DIŞ HABERLER SERVİSİ

Ülkelerindeki iç savaşlardan, yoksulluk ve imkansızlıklardan kurtulmak için yurtlarını terk etmek zorunda kalan mülteciler gittikleri yerlerde de rahat yüzü göremiyorlar. Bu mültecilerin en bariz örneği de Sureye halkı. Ne gittikleri ülkelerde ne çadır kamplarda ne de Avrupa yolunda rahata ulaşabilmiş değiller. Özellikle yıllardan beri çadır kamplarda hayat mücadelesi vermeye devam eden yüz binlerce Suriyeli mülteci, dondurucu kış çilesine karşı umutlarını insani yardımlara bağlamış durumda.

SURİYELİ MÜLTECİLER

Son yılların en acımasız ve ilkesiz savaşı Suriye coğrafyasında devam etmektedir. 12 milyon Suriyeli yerinden olmuş, bir milyonun üstünde insan ölmüş, milyonlarcası yaralanmış, on binlercesinin akıbeti de bilinmemektedir. Bu insani dramdan en çok kadınlar, çocuklar ve yaşlılar etkilenmektedir.

İDLİB'TE 50 BİN SİVİLİN ÇADIRI SULAR ALTINDA KALDI

Suriye'nin kuzeybatısındaki İdlib ilinde kar yağışı, Baas rejiminin yerinden ettiği sivillerin sığındığı çadır kamplardaki hayatı olumsuz etkiledi. Geçtiğimiz hafta Suriye'nin İdlib ilinde başlayan şiddetli sağanak sonucu sınır hattında yaklaşık 50 bin sivilin yaşadığı 110 çadır kamp sular altında kalmıştı.

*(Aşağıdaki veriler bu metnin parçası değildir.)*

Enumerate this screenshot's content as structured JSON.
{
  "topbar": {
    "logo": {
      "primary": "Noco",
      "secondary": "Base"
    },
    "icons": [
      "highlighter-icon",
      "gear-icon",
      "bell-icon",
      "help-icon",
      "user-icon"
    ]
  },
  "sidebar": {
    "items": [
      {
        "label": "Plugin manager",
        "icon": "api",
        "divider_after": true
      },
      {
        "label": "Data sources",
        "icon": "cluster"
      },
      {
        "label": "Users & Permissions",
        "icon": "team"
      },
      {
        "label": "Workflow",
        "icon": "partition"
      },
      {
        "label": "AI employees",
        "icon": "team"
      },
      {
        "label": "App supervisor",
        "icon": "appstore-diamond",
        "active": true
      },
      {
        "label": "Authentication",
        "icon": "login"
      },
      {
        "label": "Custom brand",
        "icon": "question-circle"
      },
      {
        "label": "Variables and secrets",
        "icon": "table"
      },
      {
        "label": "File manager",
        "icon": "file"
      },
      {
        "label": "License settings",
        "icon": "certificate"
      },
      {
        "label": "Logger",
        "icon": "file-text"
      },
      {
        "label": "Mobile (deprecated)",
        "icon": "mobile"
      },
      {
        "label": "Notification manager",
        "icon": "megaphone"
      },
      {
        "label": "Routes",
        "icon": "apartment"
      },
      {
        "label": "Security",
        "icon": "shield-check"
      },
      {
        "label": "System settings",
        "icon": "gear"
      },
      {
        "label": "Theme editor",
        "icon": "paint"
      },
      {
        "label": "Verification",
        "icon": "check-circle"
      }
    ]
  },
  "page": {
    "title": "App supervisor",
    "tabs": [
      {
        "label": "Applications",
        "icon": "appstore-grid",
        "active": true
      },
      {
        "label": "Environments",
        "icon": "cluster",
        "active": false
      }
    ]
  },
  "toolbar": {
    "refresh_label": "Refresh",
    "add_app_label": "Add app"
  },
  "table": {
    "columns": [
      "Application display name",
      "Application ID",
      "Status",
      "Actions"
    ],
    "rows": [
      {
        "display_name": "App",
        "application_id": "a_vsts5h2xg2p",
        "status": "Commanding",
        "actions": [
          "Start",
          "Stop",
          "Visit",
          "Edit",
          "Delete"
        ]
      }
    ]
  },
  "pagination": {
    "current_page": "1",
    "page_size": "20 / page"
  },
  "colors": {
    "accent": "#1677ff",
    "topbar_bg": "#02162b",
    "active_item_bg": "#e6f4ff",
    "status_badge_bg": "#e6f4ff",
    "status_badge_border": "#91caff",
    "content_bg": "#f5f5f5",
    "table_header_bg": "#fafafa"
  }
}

LÜBNAN'DA ÇADIR KAMPLARDA YAŞAYAN SURİYELİ MÜLTECİLERİN KIŞ ÇİLESİ BİTMİYOR

Ülkelerindeki iç savaştan kaçarak Lübnan'a sığınan bir milyona yakın Suriyeli mülteci, Lübnan'da ekonomik kriz, işsizlik, yoksulluk ve yeni tip koronavirüs (Kovid-19) salgınının gölgesinde hayat mücadelesi vermeye çalışıyor.

Birleşmiş Milletler Mülteciler Yüksek Komiserliği'nin (BMMYK) verilerine göre, ülkedeki her 10 Suriyeli aileden 9'u aşırı yoksulluk içinde yaşıyor.

Çoğunun kadın, çocuk ve yaşlılardan oluşması hasebiyle insani yardımlarla geçinmekten başka çareleri olmayan Lübnan'ın farklı bölgelerindeki çadır kampların sakinleri, özellikle yüksek rakımlı bölgelerde dondurucu soğuklara karşı yakacak sıkıntısının yanı sıra işsizlik ve yoksulluk nedeniyle yiyecek bulmakta zorlandıklarını dillendiriyor.

“SURİYELİ MÜLTECİLERİN YÜZDE 88'İ YOKSULLUK SINIRININ ALTINDA YAŞIYOR"

BMMYK Lübnan Sözcüsü Lisa Ebu Halid geçtiğimiz haftalarda yaptığı açıklamada, Lübnan'daki Suriyeli mültecilerin yüzde 88'i yoksulluk sınırının altında yaşadığını, bu oranın 2019'da yüzde 55'lerde olduğunu belirtmişti.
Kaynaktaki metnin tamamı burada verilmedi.